Succession plans ask what will happen when the principal owner/operator is not available.
A succession plan may be coordinated with an estate plan, which contemplates dispositive transfers through sale, and other means. The disposition can also occur by wills and trusts, buy-sell agreements, augmented by life insurance and family partnerships. A valuation of the business is often a key element in any exit strategy, and the succession plan, estate plan and valuation should be coordinated. These issues need to be coordinated with any restrictions that may exist under a franchise agreement on sale or disposition. In addition, state law may invalidate or alter some of these restrictions. For these reasons, the succession planning probably should be coordinated with lawyers familiar with both franchise law and estate planning.
Confronting the Key Questions
- How will the business continue if the operator unexpectedly exists, becomes incapacitated or dies?
- Should the business be continued or liquidated in the unexpected exit of the operator?
- Would it be better if the business were sold in a planned sale?
- In the absence of the operator, who will be on the making these key decisions and should a team be established now?

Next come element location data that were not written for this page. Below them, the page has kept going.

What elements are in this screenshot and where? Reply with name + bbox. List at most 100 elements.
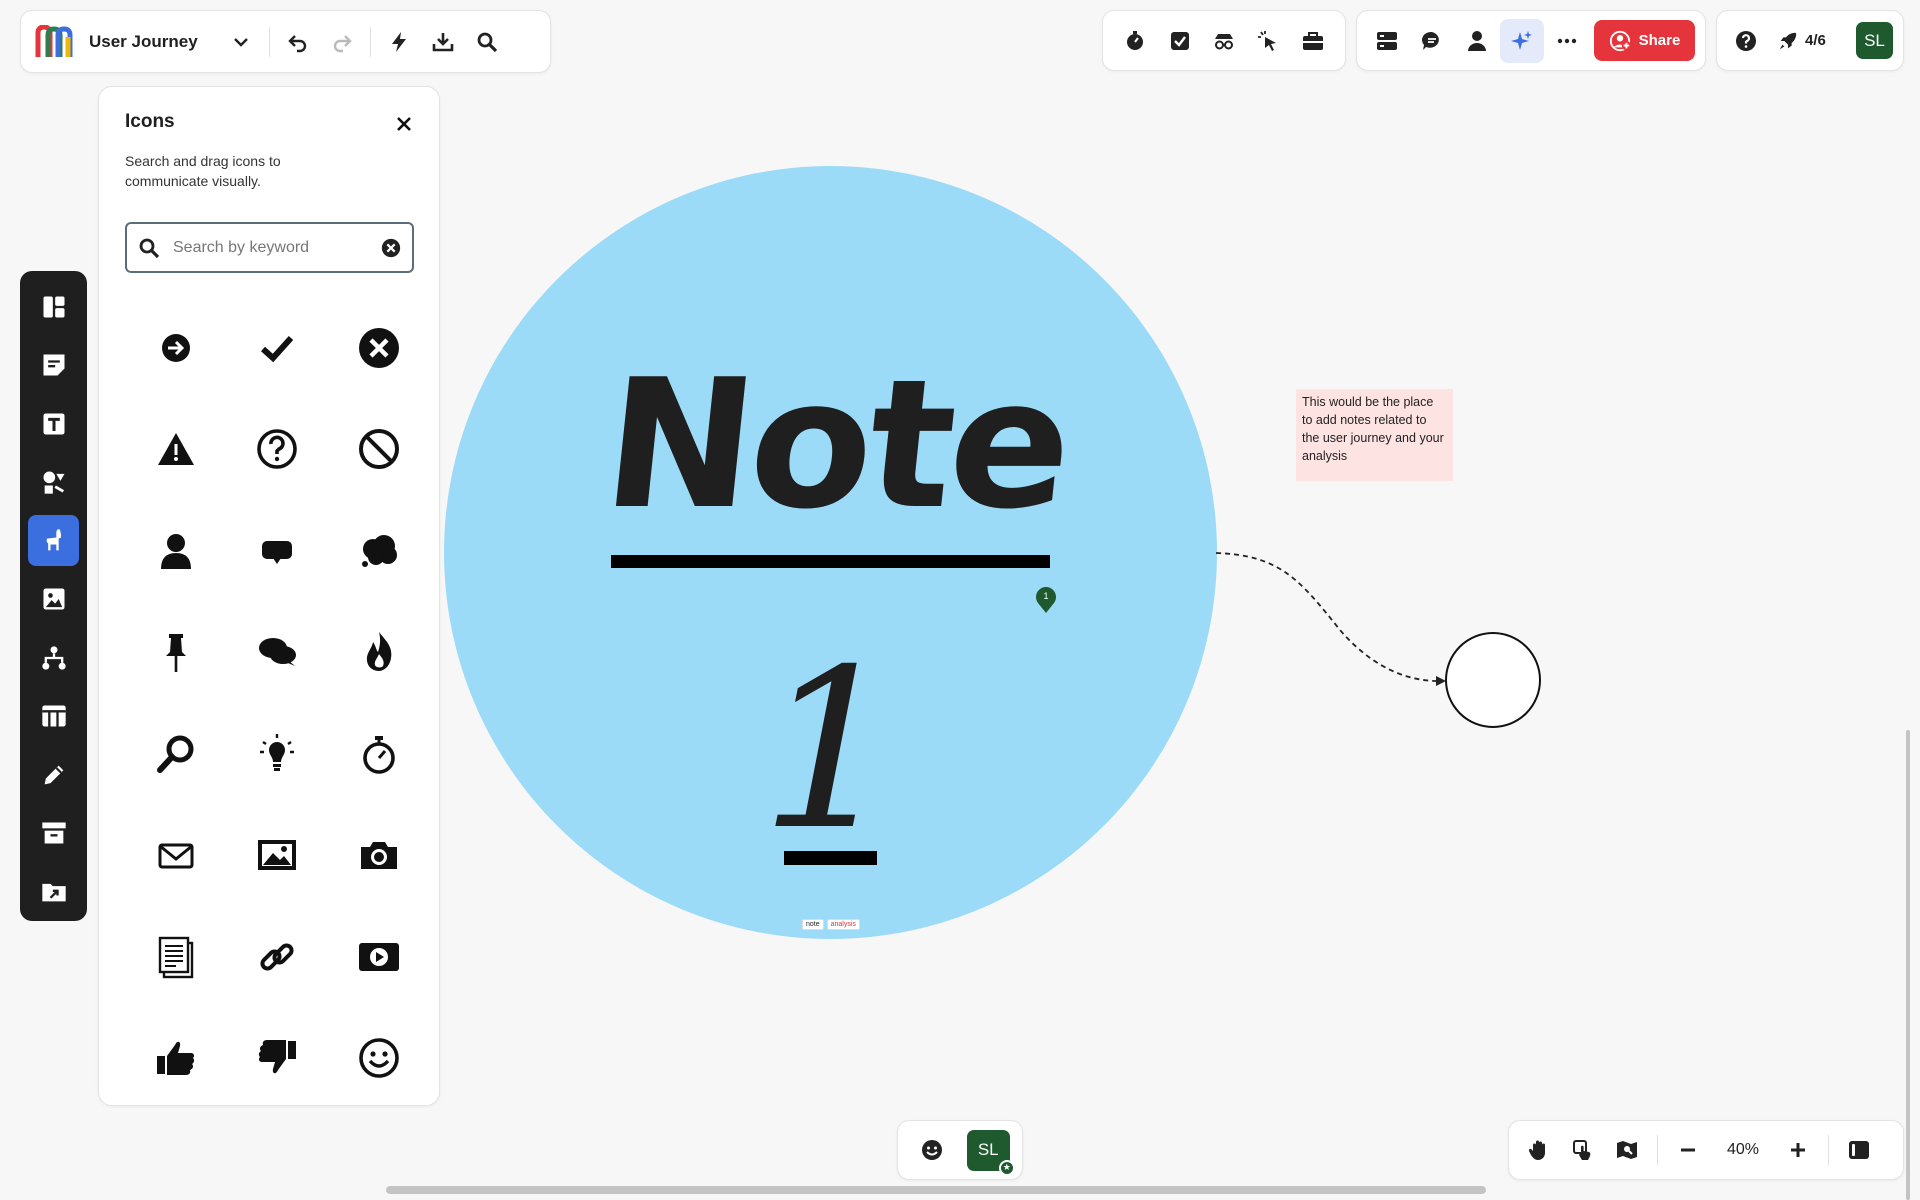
board-header: User Journey (20, 10, 551, 73)
comment-pin[interactable]: 1 (1034, 584, 1058, 614)
navigation-bar: 40% (1508, 1120, 1904, 1180)
templates-icon[interactable] (28, 281, 79, 332)
horizontal-scrollbar[interactable] (386, 1186, 1486, 1194)
envelope-icon[interactable] (125, 805, 227, 907)
clear-search-icon[interactable] (380, 237, 402, 259)
pin-icon[interactable] (125, 602, 227, 704)
lightning-icon[interactable] (377, 20, 421, 64)
fire-icon[interactable] (328, 602, 430, 704)
divider (1828, 1135, 1829, 1165)
share-label: Share (1638, 32, 1681, 49)
panel-toggle-icon[interactable] (1837, 1128, 1881, 1172)
import-icon[interactable] (28, 866, 79, 917)
circle-shape[interactable] (1445, 632, 1541, 728)
search-input[interactable] (173, 238, 380, 257)
search-icon[interactable] (465, 20, 509, 64)
pin-label: 1 (1043, 591, 1048, 601)
pencil-icon[interactable] (28, 749, 79, 800)
note-number[interactable]: 1 (730, 640, 930, 860)
image-icon[interactable] (227, 805, 329, 907)
host-star-icon: ★ (998, 1159, 1015, 1176)
image-upload-icon[interactable] (28, 574, 79, 625)
more-options-icon[interactable] (1545, 19, 1589, 63)
diagram-icon[interactable] (28, 632, 79, 683)
sticky-note-icon[interactable] (28, 340, 79, 391)
zoom-in-icon[interactable] (1776, 1128, 1820, 1172)
rocket-icon (1777, 30, 1799, 52)
note-title[interactable]: Note (595, 341, 1078, 548)
archive-icon[interactable] (28, 808, 79, 859)
undo-icon[interactable] (276, 20, 320, 64)
hand-pan-icon[interactable] (1517, 1128, 1561, 1172)
user-toolbar: 4/6 SL (1716, 10, 1904, 71)
download-icon[interactable] (421, 20, 465, 64)
document-icon[interactable] (125, 906, 227, 1008)
check-icon[interactable] (227, 297, 329, 399)
dashed-connector[interactable] (1210, 540, 1460, 690)
tag-note[interactable]: note (802, 919, 824, 930)
help-icon[interactable] (1727, 19, 1765, 63)
tag-analysis[interactable]: analysis (826, 919, 860, 930)
minimap-icon[interactable] (1605, 1128, 1649, 1172)
board-menu-chevron-icon[interactable] (219, 20, 263, 64)
shapes-icon[interactable] (28, 457, 79, 508)
icons-llama-icon[interactable] (28, 515, 79, 566)
presence-avatar[interactable]: SL ★ (966, 1129, 1015, 1176)
note-underline (611, 555, 1050, 568)
collaborators-user-icon[interactable] (1455, 19, 1499, 63)
question-icon[interactable] (227, 399, 329, 501)
search-icon (137, 236, 161, 260)
main-toolbar: Share (1356, 10, 1706, 71)
smiley-icon[interactable] (328, 1008, 430, 1110)
share-button[interactable]: Share (1594, 20, 1695, 61)
thumbs-up-icon[interactable] (125, 1008, 227, 1110)
app-logo-icon[interactable] (35, 24, 75, 59)
stopwatch-icon[interactable] (328, 703, 430, 805)
speech-bubble-icon[interactable] (227, 500, 329, 602)
emoji-reaction-icon[interactable] (910, 1128, 954, 1172)
link-icon[interactable] (227, 906, 329, 1008)
trackpad-gesture-icon[interactable] (1561, 1128, 1605, 1172)
divider (269, 26, 270, 57)
comment-icon[interactable] (1410, 19, 1454, 63)
divider (370, 26, 371, 57)
panel-description: Search and drag icons to communicate vis… (125, 153, 281, 189)
note-number-underline (784, 851, 877, 865)
sticky-note[interactable]: This would be the place to add notes rel… (1296, 389, 1453, 481)
arrow-right-icon[interactable] (125, 297, 227, 399)
lightbulb-icon[interactable] (227, 703, 329, 805)
private-mode-icon[interactable] (1202, 19, 1246, 63)
voting-check-icon[interactable] (1158, 19, 1202, 63)
ai-sparkle-icon[interactable] (1500, 18, 1544, 63)
reactions-bar: SL ★ (897, 1120, 1023, 1180)
chat-icon[interactable] (227, 602, 329, 704)
share-user-icon (1609, 30, 1631, 52)
magnifier-icon[interactable] (125, 703, 227, 805)
zoom-level[interactable]: 40% (1710, 1141, 1776, 1159)
text-icon[interactable] (28, 398, 79, 449)
prohibited-icon[interactable] (328, 399, 430, 501)
user-avatar[interactable]: SL (1856, 22, 1893, 59)
onboarding-progress[interactable]: 4/6 (1777, 30, 1826, 52)
video-icon[interactable] (328, 906, 430, 1008)
x-circle-icon[interactable] (328, 297, 430, 399)
cursor-click-icon[interactable] (1246, 19, 1290, 63)
table-icon[interactable] (28, 691, 79, 742)
presence-initials: SL (977, 1140, 999, 1159)
zoom-out-icon[interactable] (1666, 1128, 1710, 1172)
toolkit-icon[interactable] (1291, 19, 1335, 63)
collaboration-toolbar (1102, 10, 1346, 71)
vertical-scrollbar[interactable] (1906, 730, 1910, 1200)
close-icon[interactable] (389, 109, 419, 139)
divider (1657, 1135, 1658, 1165)
outline-panel-icon[interactable] (1365, 19, 1409, 63)
thumbs-down-icon[interactable] (227, 1008, 329, 1110)
warning-icon[interactable] (125, 399, 227, 501)
camera-icon[interactable] (328, 805, 430, 907)
timer-icon[interactable] (1113, 19, 1157, 63)
thought-bubble-icon[interactable] (328, 500, 430, 602)
user-icon[interactable] (125, 500, 227, 602)
redo-icon[interactable] (320, 20, 364, 64)
board-title[interactable]: User Journey (89, 32, 219, 52)
icon-search-field (125, 222, 414, 273)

All of these issues require business and tax planning by a team of professionals.
Make the Decisions.
For the next generation, will ownership be separate from management? If the business is transferred to the children, do they have the experience, skill and motivation to take over? If not, the compensation plan to retain key employees needs to executed now.
Who will be on the succession team and trusted advisers? These specialists should include a franchise attorney, CPA or financial advisor, valuation specialist and a tax savy estate planning attorney, Judgment calls need to be made and the franchisee needs to be well informed.
As Benjamin Franklin said, “Those who fail to plan, you are planning to fail.” Make your succession plan decisions early, and with good counsel to maximize your goals.